Poiché il genoma degli Streptomyces utilizzato in questo esperimento comprende circa 12 milioni di paia di basi, ciò rappresenta diverse centinaia o addirittura migliaia di kilobasi e quindi altrettanti geni (1 gene ≃ 1.000 basi nei batteri)! Abbastanza per trasferire interi percorsi biosintetici; i geni necessari per la sintesi e la resistenza al farmaco prodotto essendo raggruppati in regioni di circa un centinaio di kilobasi.
Una volta nel genitore ricevente, il DNA del donatore inserisce e sostituisce l’informazione presente sul cromosoma e determina innovazioni genetiche. Pertanto, abbiamo dimostrato che più del 90% dei discendenti ottenuti tra un batterio donatore AICE e un batterio ricevente presentano un arsenale di biosintesi metabolitica distinto da quello dei due genitori; i discendenti hanno guadagnato o perso interi percorsi biosintetici o hanno combinato due percorsi per generarne uno nuovo.
Questo nuovo fenomeno garantisce un mescolamento genetico paragonabile a quello che avviene durante la meiosi (divisione cellulare che consente la formazione dei gameti) degli organismi con riproduzione sessuata. Questa miscelazione indurrà drastiche alterazioni nel metabolismo specializzato portando a nuove varianti di antibiotici che faciliterebbero l’adattamento delle popolazioni di Streptomyces al loro ecosistema. Il riarrangiamento dei BGC potrebbe svolgere un ruolo nella “guerra batterica” intra e interspecifica. Su scale temporali più lunghe, è questa pressione che potrebbe favorire la divergenza delle specie batteriche specializzandole verso un ecosistema specifico. È noto che la ricombinazione genetica influenza notevolmente il processo di divergenza o speciazione.

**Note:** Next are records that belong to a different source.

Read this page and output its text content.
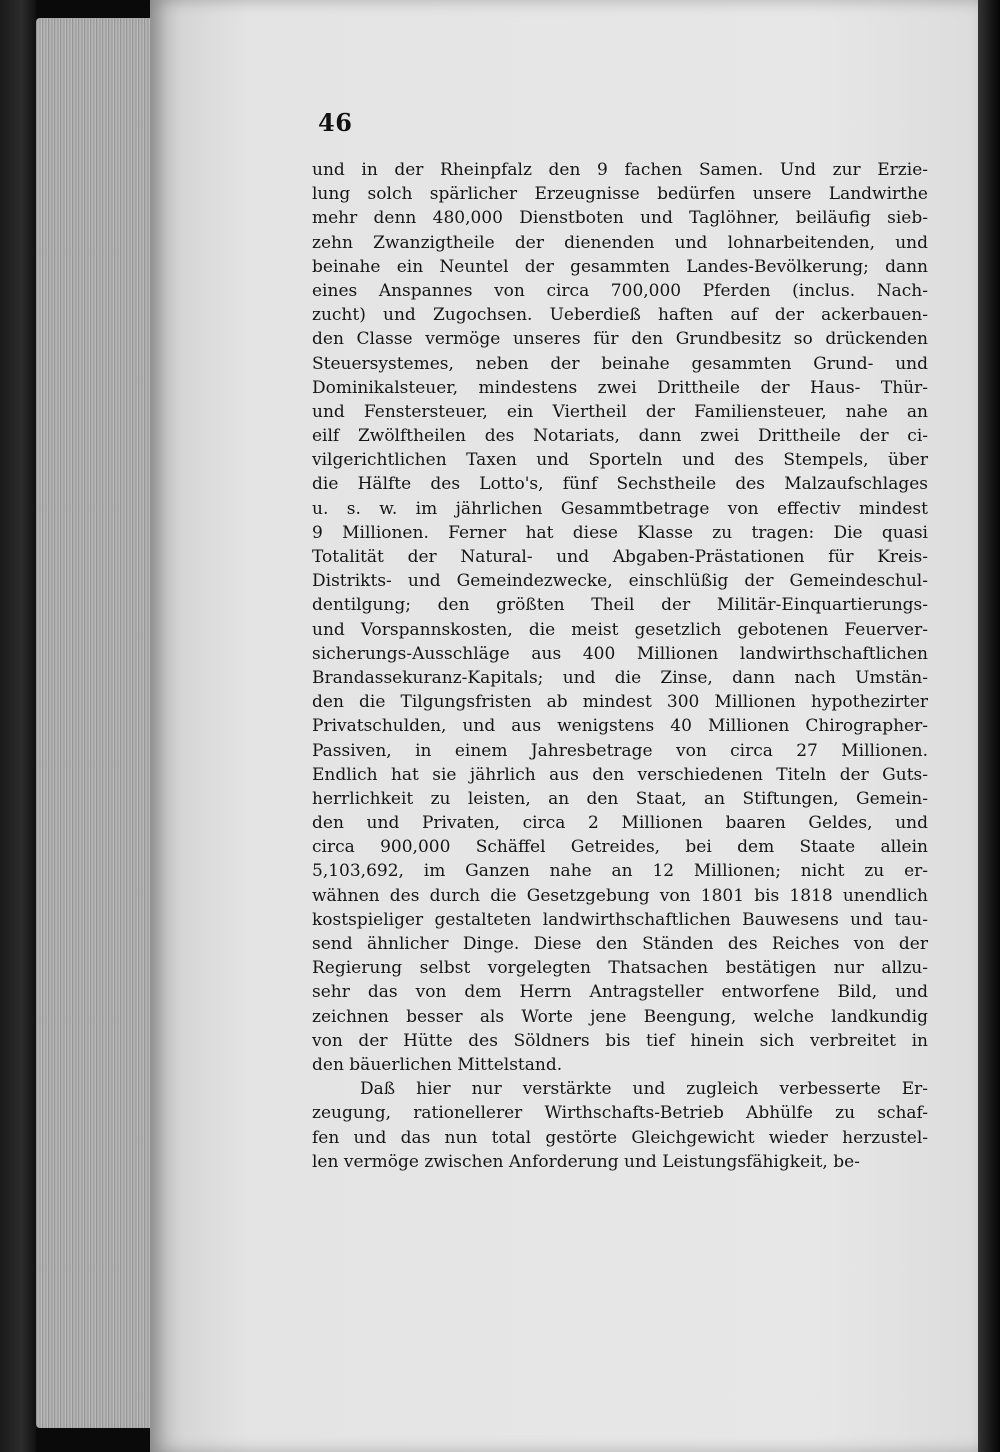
46
und in der Rheinpfalz den 9 fachen Samen. Und zur Erzie-
lung solch spärlicher Erzeugnisse bedürfen unsere Landwirthe
mehr denn 480,000 Dienstboten und Taglöhner, beiläufig sieb-
zehn Zwanzigtheile der dienenden und lohnarbeitenden, und
beinahe ein Neuntel der gesammten Landes-Bevölkerung; dann
eines Anspannes von circa 700,000 Pferden (inclus. Nach-
zucht) und Zugochsen. Ueberdieß haften auf der ackerbauen-
den Classe vermöge unseres für den Grundbesitz so drückenden
Steuersystemes, neben der beinahe gesammten Grund- und
Dominikalsteuer, mindestens zwei Drittheile der Haus- Thür-
und Fenstersteuer, ein Viertheil der Familiensteuer, nahe an
eilf Zwölftheilen des Notariats, dann zwei Drittheile der ci-
vilgerichtlichen Taxen und Sporteln und des Stempels, über
die Hälfte des Lotto's, fünf Sechstheile des Malzaufschlages
u. s. w. im jährlichen Gesammtbetrage von effectiv mindest
9 Millionen. Ferner hat diese Klasse zu tragen: Die quasi
Totalität der Natural- und Abgaben-Prästationen für Kreis-
Distrikts- und Gemeindezwecke, einschlüßig der Gemeindeschul-
dentilgung; den größten Theil der Militär-Einquartierungs-
und Vorspannskosten, die meist gesetzlich gebotenen Feuerver-
sicherungs-Ausschläge aus 400 Millionen landwirthschaftlichen
Brandassekuranz-Kapitals; und die Zinse, dann nach Umstän-
den die Tilgungsfristen ab mindest 300 Millionen hypothezirter
Privatschulden, und aus wenigstens 40 Millionen Chirographer-
Passiven, in einem Jahresbetrage von circa 27 Millionen.
Endlich hat sie jährlich aus den verschiedenen Titeln der Guts-
herrlichkeit zu leisten, an den Staat, an Stiftungen, Gemein-
den und Privaten, circa 2 Millionen baaren Geldes, und
circa 900,000 Schäffel Getreides, bei dem Staate allein
5,103,692, im Ganzen nahe an 12 Millionen; nicht zu er-
wähnen des durch die Gesetzgebung von 1801 bis 1818 unendlich
kostspieliger gestalteten landwirthschaftlichen Bauwesens und tau-
send ähnlicher Dinge. Diese den Ständen des Reiches von der
Regierung selbst vorgelegten Thatsachen bestätigen nur allzu-
sehr das von dem Herrn Antragsteller entworfene Bild, und
zeichnen besser als Worte jene Beengung, welche landkundig
von der Hütte des Söldners bis tief hinein sich verbreitet in
den bäuerlichen Mittelstand.
Daß hier nur verstärkte und zugleich verbesserte Er-
zeugung, rationellerer Wirthschafts-Betrieb Abhülfe zu schaf-
fen und das nun total gestörte Gleichgewicht wieder herzustel-
len vermöge zwischen Anforderung und Leistungsfähigkeit, be-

Questa scoperta apre nuove prospettive per la biotecnologia e la medicina. Oltre a fornire una migliore comprensione dei meccanismi di trasferimento e ricombinazione del DNA per comprendere meglio l’evoluzione e l’adattamento dei batteri del suolo, consente di sfruttare questo fenomeno per diversificare i geni e i gruppi di geni della biosintesi di metaboliti specializzati. Ciò facilita la scoperta di nuove biomolecole e potrebbe accelerare la lotta contro la resistenza batterica fornendo una fonte costante di nuovi antibiotici. Il tinkering evolutivo, caro a François Jacob, ci sorprende producendo costantemente qualcosa di nuovo a partire da ciò che già esiste, offrendo così un’opportunità costantemente rinnovata di scoprire nuovi composti bioattivi, tra cui gli antibiotici, essenziali nella guerra contro gli agenti patogeni.